Kristin (Kristin Rooke, CSCS, CPT)


  • Peter says:

    A well known TV presenter here in the UK had a stroke whilst performing a high intensive workout on a rowing machine.

    Admitedly he is in his early fifties, but he runs marathons and is obviously quite fit.

    I think people should be aware of the possible dangers of raising your heart rate over 85% of its max, through short intensive burst of activity.

    Sure everyone has different fitness levels, but common sense tells you it's not a good thing to do, especially as you get older.

    There are far safer ways to raise your heart rate (such as strength training) that benefits the cardiovascular system.
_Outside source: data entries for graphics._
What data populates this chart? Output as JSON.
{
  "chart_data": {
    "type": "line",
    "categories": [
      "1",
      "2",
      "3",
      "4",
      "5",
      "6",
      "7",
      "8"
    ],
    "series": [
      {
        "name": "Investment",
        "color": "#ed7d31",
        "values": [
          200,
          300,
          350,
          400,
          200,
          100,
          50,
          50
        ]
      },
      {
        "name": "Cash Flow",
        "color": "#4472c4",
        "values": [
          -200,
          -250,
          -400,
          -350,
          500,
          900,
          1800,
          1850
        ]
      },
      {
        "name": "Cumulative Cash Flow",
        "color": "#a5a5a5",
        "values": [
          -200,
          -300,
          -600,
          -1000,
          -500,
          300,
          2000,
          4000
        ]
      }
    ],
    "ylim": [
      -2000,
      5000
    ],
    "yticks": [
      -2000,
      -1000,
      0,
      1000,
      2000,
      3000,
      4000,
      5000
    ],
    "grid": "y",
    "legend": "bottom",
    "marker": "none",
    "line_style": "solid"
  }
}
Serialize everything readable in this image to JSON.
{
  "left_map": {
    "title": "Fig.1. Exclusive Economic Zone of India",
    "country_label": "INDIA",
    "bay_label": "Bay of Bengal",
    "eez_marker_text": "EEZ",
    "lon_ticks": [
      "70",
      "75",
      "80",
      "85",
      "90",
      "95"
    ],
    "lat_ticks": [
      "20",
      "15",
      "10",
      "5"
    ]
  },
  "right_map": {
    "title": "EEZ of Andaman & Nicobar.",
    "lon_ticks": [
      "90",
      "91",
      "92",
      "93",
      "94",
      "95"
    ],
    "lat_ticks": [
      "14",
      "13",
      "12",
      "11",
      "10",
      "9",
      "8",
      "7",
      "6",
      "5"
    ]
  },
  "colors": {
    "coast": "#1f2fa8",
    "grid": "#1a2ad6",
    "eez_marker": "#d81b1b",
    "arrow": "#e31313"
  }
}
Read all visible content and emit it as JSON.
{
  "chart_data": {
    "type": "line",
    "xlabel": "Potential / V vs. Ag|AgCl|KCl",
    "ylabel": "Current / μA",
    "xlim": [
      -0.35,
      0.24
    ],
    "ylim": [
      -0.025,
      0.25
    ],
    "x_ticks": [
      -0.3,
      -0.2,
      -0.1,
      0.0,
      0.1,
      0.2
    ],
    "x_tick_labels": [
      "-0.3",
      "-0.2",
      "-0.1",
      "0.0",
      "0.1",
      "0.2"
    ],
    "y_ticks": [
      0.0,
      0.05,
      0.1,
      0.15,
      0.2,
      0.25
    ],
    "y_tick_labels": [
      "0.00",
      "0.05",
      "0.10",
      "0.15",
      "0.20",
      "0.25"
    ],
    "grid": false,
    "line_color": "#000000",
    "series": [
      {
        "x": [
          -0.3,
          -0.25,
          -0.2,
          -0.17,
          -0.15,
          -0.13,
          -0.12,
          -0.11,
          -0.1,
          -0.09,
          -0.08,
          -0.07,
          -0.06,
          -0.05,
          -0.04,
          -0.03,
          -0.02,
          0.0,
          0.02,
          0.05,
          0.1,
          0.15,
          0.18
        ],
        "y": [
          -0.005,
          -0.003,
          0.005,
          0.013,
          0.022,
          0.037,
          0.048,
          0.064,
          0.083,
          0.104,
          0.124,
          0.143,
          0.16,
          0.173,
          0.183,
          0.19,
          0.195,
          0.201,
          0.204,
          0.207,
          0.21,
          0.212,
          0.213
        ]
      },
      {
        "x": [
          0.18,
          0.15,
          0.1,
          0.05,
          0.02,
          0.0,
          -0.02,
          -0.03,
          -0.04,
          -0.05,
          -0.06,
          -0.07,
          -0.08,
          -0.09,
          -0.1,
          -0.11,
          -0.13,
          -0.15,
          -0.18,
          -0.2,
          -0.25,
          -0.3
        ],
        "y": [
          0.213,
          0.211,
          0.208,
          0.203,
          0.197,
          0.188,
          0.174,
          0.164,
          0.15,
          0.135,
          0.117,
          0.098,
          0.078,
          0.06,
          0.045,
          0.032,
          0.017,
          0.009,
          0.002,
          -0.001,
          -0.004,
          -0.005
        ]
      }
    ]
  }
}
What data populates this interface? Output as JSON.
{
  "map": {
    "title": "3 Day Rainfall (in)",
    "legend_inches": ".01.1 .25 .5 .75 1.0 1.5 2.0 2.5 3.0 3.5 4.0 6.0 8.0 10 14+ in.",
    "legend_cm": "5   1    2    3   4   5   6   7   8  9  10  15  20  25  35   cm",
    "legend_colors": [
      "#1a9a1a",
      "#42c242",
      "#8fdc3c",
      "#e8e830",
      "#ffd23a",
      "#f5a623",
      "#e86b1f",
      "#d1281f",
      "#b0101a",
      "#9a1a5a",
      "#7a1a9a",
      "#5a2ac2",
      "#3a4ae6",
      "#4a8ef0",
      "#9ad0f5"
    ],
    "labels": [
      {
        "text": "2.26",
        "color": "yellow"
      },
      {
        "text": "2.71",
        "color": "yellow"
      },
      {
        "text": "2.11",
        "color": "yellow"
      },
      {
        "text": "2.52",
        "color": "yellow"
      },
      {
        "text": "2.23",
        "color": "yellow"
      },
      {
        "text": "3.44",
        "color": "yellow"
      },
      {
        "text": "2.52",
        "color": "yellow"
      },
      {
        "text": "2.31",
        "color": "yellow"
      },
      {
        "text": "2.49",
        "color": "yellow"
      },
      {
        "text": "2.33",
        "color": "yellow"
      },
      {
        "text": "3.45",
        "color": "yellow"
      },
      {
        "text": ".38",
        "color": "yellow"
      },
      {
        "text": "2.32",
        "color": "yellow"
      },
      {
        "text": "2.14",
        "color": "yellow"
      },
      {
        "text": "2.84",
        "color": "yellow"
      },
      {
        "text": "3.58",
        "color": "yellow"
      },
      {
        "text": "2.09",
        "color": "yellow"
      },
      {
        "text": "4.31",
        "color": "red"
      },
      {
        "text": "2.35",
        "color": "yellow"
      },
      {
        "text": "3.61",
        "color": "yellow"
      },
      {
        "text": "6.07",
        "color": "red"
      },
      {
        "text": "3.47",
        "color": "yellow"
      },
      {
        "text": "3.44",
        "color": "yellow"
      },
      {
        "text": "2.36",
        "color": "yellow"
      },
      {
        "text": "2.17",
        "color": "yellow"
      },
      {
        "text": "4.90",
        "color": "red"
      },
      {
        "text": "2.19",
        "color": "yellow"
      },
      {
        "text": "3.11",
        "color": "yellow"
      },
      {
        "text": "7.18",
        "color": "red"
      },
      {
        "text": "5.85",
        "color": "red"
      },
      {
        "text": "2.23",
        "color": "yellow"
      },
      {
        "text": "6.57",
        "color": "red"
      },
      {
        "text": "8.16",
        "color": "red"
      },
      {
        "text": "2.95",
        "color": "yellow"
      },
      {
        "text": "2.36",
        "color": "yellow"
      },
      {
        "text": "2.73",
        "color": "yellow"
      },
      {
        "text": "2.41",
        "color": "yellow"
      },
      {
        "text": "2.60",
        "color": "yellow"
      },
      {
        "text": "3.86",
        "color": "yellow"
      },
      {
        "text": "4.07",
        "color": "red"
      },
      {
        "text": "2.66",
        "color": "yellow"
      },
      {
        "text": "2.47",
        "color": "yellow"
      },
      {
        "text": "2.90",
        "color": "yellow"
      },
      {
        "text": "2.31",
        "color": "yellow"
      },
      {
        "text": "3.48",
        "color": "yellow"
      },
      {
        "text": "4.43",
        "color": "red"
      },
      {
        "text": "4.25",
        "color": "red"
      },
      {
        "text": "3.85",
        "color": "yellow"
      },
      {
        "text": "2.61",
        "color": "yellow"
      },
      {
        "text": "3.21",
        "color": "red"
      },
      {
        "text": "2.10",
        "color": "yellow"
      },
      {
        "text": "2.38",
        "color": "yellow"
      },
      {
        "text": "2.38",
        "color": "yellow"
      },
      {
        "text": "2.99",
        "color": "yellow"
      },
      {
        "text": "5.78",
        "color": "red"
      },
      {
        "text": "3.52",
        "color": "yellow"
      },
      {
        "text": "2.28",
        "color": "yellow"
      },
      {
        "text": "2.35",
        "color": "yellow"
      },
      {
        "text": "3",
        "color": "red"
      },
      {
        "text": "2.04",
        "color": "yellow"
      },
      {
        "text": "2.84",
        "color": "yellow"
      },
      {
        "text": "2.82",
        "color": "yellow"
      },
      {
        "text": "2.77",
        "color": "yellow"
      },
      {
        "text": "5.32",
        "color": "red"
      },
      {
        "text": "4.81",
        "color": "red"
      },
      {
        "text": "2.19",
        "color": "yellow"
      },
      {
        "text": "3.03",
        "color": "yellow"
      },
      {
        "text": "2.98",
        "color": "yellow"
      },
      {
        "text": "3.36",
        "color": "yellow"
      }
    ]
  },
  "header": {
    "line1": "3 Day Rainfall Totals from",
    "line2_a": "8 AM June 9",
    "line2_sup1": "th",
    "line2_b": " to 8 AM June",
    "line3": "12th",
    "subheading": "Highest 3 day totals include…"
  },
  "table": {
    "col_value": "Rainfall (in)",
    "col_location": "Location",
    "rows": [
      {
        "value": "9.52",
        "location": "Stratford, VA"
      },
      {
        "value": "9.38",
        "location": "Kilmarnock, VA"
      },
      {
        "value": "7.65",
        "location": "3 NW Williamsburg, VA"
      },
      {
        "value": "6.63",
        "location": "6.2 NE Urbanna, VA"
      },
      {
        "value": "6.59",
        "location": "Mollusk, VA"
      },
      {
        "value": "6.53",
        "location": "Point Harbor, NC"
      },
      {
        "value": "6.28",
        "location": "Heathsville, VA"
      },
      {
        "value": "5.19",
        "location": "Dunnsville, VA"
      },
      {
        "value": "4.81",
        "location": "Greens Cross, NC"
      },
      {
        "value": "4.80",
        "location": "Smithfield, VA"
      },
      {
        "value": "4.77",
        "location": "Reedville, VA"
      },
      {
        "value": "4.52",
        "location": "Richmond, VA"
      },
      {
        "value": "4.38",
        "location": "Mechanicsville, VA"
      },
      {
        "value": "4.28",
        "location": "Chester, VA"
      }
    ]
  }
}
    • Marc Perry, CSCS, CPT says:

      @Peter - Thanks for sharing. We recommend all beginners and individuals over 50 years old wear heart rate monitors and stay below 85%. For example, when I train my dad who is 65 years old, we don't go above 85%, ever. But I would disagree that someone who is not fit can't go above that range. Most sprinters are well above 85% max heart rate when they workout. Can be safe but still intense to go above 85% heart rate depending on the person. It's key to use judgement of course.

  • Leo says:

    I'm 58 years old. I've been running all my life and run a few half-marathons each year. If I took the advice above: "We recommend all beginners and individuals over 50 years old wear heart rate monitors and stay below 85%" I would have to stop running right now, because my average heart rate in a run is above that 85% (assuming the 220 - age "rule"), and sometimes peaks above 200bpm - and that's not going to my full limit. Sorry to be a bit rude - but what nonsense!

    • Marc Perry, CSCS, CPT says:

      Hey Leo, thanks for sharing. I wrote an in-depth article about Max Heart Rate which shows that it's highly individual, right here => How to Calculate Your Max Heart Rate.